21 Kasım 2008 Cuma

İlk Kar

Gün itibari ile ilk karı görmüş bulunmaktayım. Hafta başından beri oldukça soğuk seyreden hava, en sonunda yağdı. Yarınki Strasbourg gezimiz için biraz endişeliyim açıkcası. 

Kar haberinden sonra genel gidişatla ilgili birkaç kelam edelim. Noel tatili yaklaşırken (ki yaklaşık 15 gün sürecek ve erasmus hayatımızın en uzun tatili olacak kendisi) derslerimiz ve almanca kursumuz devam etmekte. Eh, erasmus için okulun tatile girmesi demek, avrupa turlarının başlaması demek oluyor haliyle. Ben ve arkadaşlarım da şimdiden planlara başladık, birkaç rota oluşturduk birbirinden farklı, şu an karar verme aşamasındayız..

Dersler hala zor, sadece almanca olanlar değil, ingilizce olanlar da zor. Bunda benim türkçe eğitim veren bir üniversiteden geliyor olmamın etkisi de var tabi, ilk kez türkçe dışında dersi burada dinledim. Ancak dersleri geçebileceğimiz konusunda ümitliyim, buradaki hocalar gerçekten çok yardımcı oluyorlar erasmus öğrencilerine, ellerinden gelen desteği sergilemekten kaçınmıyorlar. 

Hayat nasıl geçiyor derseniz, birbuçuk ayı geçtiğim şu günlerde, buradaki düzene alıştım sayılır. Yani Pazar günü birtek dükkanın bile açık olmaması, yolda bir tek araba geçmiyorken yeşil ışıkta beklenmesi, koca otobüsün önünüzde durup yol vermesi, yolda gözgöze geldiğiniz her insanın istisnasız "hallo!" diye selam vermesi, içinde ayçekirdeği olan dilimlenmiş ekmeğin tadı, 30 cm lık salatalığın trajikomik görüntüsü artık sıradan gelmeye başladı.. Zor kısmı atlattım sayılır, bundan sonra başlayan zor kısım ise, belkide en zoru olan, sevdiklere özlem, ona nasıl alışılıyor, inanın bilmiyorum..

Strasbourg gezimizden sonra, tekrar sizlerin huzurunda olacağım, şimdilik esen kalın, ve hala yapabiliyorken, boğazın tadını çıkarın derim..

16 Kasım 2008 Pazar

Bochum - Köln turu sonrası

Herşeyden önce, bizi Bochum daki evinde ağırlayan Cem e sonsuz teşekkürlerimi sunmak isterim, gerçekten iyi bir rehber ve iyi bir evsahibi oldu bizlere..

Schönes Wochenende biletimizle çıktık Bochum yoluna.. 3 sorunsuz (sorunlu nasıl olur birazdan anlatacağım) aktarmanın ardından öglen saatlerinde Bochum Hbf a vardık.

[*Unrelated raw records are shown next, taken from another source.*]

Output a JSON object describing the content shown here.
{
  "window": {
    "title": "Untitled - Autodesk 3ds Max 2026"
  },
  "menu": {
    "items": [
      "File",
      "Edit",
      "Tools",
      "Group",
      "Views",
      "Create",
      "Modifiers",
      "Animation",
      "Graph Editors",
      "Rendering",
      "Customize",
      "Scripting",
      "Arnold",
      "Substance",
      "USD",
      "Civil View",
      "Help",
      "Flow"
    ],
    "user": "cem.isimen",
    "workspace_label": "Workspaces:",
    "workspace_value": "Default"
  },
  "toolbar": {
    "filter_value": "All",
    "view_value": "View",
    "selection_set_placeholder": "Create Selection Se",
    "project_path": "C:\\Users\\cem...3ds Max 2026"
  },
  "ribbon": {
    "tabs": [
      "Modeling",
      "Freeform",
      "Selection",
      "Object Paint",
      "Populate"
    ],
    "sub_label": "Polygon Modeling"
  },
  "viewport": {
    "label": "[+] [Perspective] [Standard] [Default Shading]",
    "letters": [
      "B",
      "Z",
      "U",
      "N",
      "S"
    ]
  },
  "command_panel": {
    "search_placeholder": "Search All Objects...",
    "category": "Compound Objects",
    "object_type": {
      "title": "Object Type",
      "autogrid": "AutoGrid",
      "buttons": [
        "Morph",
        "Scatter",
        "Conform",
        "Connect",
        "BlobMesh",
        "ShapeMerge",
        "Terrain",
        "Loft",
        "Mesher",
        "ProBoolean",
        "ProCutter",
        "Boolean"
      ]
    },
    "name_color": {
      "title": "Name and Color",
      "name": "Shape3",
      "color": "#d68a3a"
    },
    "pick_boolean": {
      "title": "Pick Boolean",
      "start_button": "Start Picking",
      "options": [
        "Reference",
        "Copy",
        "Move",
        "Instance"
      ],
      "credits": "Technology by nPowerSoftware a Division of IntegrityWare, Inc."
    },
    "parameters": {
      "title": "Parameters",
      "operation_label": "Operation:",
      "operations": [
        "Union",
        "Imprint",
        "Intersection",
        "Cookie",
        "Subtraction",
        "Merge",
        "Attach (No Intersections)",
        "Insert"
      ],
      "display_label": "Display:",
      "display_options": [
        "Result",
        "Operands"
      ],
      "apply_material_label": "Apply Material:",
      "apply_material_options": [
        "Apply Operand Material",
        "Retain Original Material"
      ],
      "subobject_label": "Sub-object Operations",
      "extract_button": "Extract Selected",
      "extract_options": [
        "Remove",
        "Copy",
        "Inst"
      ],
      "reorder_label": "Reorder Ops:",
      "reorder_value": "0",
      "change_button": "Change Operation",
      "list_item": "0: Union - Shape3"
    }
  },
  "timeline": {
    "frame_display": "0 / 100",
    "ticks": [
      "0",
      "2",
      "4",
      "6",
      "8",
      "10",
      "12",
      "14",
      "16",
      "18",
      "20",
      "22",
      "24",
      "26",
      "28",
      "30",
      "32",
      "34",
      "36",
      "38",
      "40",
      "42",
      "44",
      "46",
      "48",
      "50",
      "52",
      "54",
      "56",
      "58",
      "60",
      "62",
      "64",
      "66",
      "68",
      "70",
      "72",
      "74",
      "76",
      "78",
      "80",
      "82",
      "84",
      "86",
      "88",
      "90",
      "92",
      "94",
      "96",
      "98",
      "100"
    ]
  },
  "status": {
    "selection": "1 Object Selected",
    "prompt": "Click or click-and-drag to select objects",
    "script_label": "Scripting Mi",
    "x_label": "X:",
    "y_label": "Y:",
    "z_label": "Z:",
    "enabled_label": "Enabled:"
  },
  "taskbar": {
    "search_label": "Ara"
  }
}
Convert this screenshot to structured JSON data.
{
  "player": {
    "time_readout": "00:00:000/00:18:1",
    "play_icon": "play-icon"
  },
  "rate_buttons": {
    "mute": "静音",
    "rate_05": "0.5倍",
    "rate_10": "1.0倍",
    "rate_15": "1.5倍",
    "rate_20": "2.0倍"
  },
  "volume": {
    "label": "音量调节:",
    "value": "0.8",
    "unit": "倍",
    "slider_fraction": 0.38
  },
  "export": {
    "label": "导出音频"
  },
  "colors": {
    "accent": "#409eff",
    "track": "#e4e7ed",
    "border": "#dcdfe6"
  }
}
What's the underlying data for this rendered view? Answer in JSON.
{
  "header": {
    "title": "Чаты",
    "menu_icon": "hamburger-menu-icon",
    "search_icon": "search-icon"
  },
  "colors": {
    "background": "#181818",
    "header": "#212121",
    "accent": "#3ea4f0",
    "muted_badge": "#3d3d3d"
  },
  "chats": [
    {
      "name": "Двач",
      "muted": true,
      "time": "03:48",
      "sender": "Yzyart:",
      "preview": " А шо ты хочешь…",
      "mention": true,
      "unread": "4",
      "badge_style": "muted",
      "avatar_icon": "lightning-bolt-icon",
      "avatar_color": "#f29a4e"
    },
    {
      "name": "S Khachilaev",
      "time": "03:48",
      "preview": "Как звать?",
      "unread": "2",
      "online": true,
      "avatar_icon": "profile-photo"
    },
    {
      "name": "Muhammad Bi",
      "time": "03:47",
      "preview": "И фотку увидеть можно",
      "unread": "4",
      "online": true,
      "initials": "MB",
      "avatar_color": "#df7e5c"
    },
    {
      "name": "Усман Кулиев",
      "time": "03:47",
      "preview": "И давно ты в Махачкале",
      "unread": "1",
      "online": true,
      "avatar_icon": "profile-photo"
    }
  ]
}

Halihazırda Bochum da Erasmus ögrencisi olan bölüm arkadaşımız Cem bizi karşıladı, ve ardından kendi üniversitesi olan Ruhr-Universitaet Bochum un yemekhanesine götürdü. Bu okul, bizim üniversitemiz olan Yildiz Teknik Uni. nin de bazı bolumleri ile Erasmus İkili Anlaşması sahibi olduğundan, ve şu günlerde yeni dönem erasmus başvuruları yapıldığından, biraz bahsedeyim üniversiteden.

Ruhr-Uni Bochum, 30bin öğrenci nufusuna sahip bir üniversitedir(yaklaşık 2000 civarında türk varmış, öyle dediler). Okul, şehir merkezinden 10 dakika kadar uzaklıkta büyükce bir arazi üzerine kurulu. Oldukca büyük bir yemekhaneye(tuza 10 cent ödemeniz gerekiyor), kütüphaneye ve stadyuma benzeyen bir odutoryum a sahip. Dersleri Elektrik mühç bölümü için konuşacak olursak almanca dır efendim. Oldukca büyükçe bir kapalı havuzu da var, kıskanmadım değil :)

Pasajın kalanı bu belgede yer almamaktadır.